Que manquait-il au prophète, cet homme si énergique, qui ne connaissait pas la crainte, qui pouvait se présenter devant Achab, qui pouvait braver Jézabel ? À un moment donné, ce héros de la foi quitte tout, et, devant la menace d’une femme, il s’enfuit dans le désert et désire mourir. Il s’endort sous un genêt et un ange le réveille. Il trouve à son chevet de l’eau et un gâteau cuit sur la pierre, la nourriture que l’ange lui avait préparée (v. 6). Élie se lève et mange, et la force lui revient.

Nous avons ici une très belle image de la Parole. Le prophète rencontre des ressources que Dieu lui-même lui met entre les mains. Il en use, mais il se recouche et se rendort. Il faut qu’il soit réveillé une seconde fois. «Lève-toi, mange», répète le messager céleste. Élie secoue le sommeil et mange de nouveau. Quelle leçon pour nous qui avons toujours besoin d’être exhortés à nouveau à nous nourrir de la parole de Dieu ! La nourriture préparée dans le désert est le seul moyen qui soit donné à Élie pour qu’il puisse rencontrer l’Éternel. C’est dans cette nourriture qu’il a trouvé la force nécessaire pour marcher quarante jours et quarante nuits jusqu’à Horeb, la montagne de Dieu. Sans elle, jamais il ne serait arrivé là et pourtant cet homme appartenait au Seigneur depuis longtemps.

Voilà ce que je voudrais faire ressortir ici. Du moment que nous devons nous trouver en rapports directs avec Dieu, nous n’avons pas d’autres moyens pour y arriver que cette nourriture céleste : la parole de Dieu. Il est nécessaire que nous soyons réveillés pour revenir à cette Parole, pour nous en nourrir afin d’y puiser les forces dont nous avons besoin. Nous ne devons pas le faire seulement parce que nous trouvons cette nourriture bonne, mais parce qu’elle nous est indispensable ; en elle seule nous trouverons la force pour arriver au bout du voyage en la présence de Dieu.

Élie se met en route. Il parcourt un long chemin et qu’est-ce qu’il y rencontre ? Dieu. Mais ce qui l’occupe d’abord, c’est sa propre valeur à lui : Je suis resté moi seul pour te rendre témoignage. Nous connaissons la réponse divine.
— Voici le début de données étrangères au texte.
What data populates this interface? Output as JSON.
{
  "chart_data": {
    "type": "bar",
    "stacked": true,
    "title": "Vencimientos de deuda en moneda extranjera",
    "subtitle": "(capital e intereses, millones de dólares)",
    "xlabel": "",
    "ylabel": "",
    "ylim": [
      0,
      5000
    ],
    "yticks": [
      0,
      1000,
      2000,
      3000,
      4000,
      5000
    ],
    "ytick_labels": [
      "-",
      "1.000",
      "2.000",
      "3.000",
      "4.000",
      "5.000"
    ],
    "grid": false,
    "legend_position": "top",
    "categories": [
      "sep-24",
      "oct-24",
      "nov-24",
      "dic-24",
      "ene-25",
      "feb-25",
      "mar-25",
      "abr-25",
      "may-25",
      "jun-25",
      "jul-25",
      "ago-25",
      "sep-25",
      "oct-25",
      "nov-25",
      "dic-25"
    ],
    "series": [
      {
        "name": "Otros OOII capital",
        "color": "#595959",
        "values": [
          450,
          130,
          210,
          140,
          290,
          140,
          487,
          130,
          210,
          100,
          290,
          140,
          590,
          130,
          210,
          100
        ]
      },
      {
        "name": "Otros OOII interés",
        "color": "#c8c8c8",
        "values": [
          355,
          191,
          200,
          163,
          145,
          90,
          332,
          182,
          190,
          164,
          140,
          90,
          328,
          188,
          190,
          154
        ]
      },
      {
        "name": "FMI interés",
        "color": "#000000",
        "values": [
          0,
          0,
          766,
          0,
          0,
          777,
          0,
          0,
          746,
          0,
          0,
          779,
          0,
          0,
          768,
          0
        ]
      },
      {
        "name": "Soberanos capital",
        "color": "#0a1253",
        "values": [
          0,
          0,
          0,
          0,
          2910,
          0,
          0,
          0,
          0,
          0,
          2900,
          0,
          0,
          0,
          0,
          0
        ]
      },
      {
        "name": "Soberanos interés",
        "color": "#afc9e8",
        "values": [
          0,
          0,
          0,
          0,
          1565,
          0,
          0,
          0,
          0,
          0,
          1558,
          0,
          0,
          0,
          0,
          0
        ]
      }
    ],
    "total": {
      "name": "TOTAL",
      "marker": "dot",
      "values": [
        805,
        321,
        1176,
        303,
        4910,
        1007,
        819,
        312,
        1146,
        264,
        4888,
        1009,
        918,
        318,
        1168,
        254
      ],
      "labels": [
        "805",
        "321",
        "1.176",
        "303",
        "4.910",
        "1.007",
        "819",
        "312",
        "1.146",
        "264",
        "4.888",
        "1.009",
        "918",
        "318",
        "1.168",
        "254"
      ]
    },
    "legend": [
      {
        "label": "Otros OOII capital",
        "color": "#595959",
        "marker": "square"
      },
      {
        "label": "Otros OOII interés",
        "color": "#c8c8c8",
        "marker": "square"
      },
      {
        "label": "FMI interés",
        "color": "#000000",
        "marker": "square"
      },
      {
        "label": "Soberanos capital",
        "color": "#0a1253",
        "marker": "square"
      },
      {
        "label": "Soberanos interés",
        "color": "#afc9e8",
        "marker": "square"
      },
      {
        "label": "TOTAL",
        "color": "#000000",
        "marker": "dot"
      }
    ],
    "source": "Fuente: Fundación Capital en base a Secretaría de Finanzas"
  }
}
Il avait une haute opinion de lui-même et c’est la première chose qui doit tomber. Remarquez ceci : Si nous avons une bonne opinion de nous-mêmes, nous en avons en général une très petite des autres. Élie vient se faire l’accusateur du peuple de Dieu. Alors l’Éternel lui ôte son ministère, et le charge de le confier à un autre. Il apprend qu’il n’est pas nécessaire à Dieu et que Dieu le juge tout autrement qu’il se juge lui-même. Dieu ne lui a-t-il pas dit : Il y a sept mille hommes que tu ne connais pas, mais moi je les connais.

Dans la présence de Dieu, Élie apprend une quantité de choses qu’il ne pouvait apprendre que là et jamais il ne serait arrivé en Horeb s’il n’avait pas mangé la nourriture divine. Pour nous, lorsque nous nous trouvons dans la présence de Dieu nous rencontrons d’abord le jugement, le jugement sur ce que nous pensons de nous-mêmes et sur ce que nous pensons des autres. Après cela que reste-t-il ? Une chose : la grâce.

Élie entend une voix douce et subtile ; tout le jugement avait passé dans le grand vent, dans le tremblement de terre et dans le feu et maintenant le prophète sort à l’entrée de la caverne pour y rencontrer un Dieu de grâce.

Comme conclusion nous pouvons dire qu’en Christ nous trouvons l’eau qui désaltère et le pain qui nourrit nos âmes. C’est par la connaissance de notre Sauveur bien-aimé que nous pouvons trouver le sentier qui nous conduira jusqu’en Horeb en la présence du Dieu de la grâce.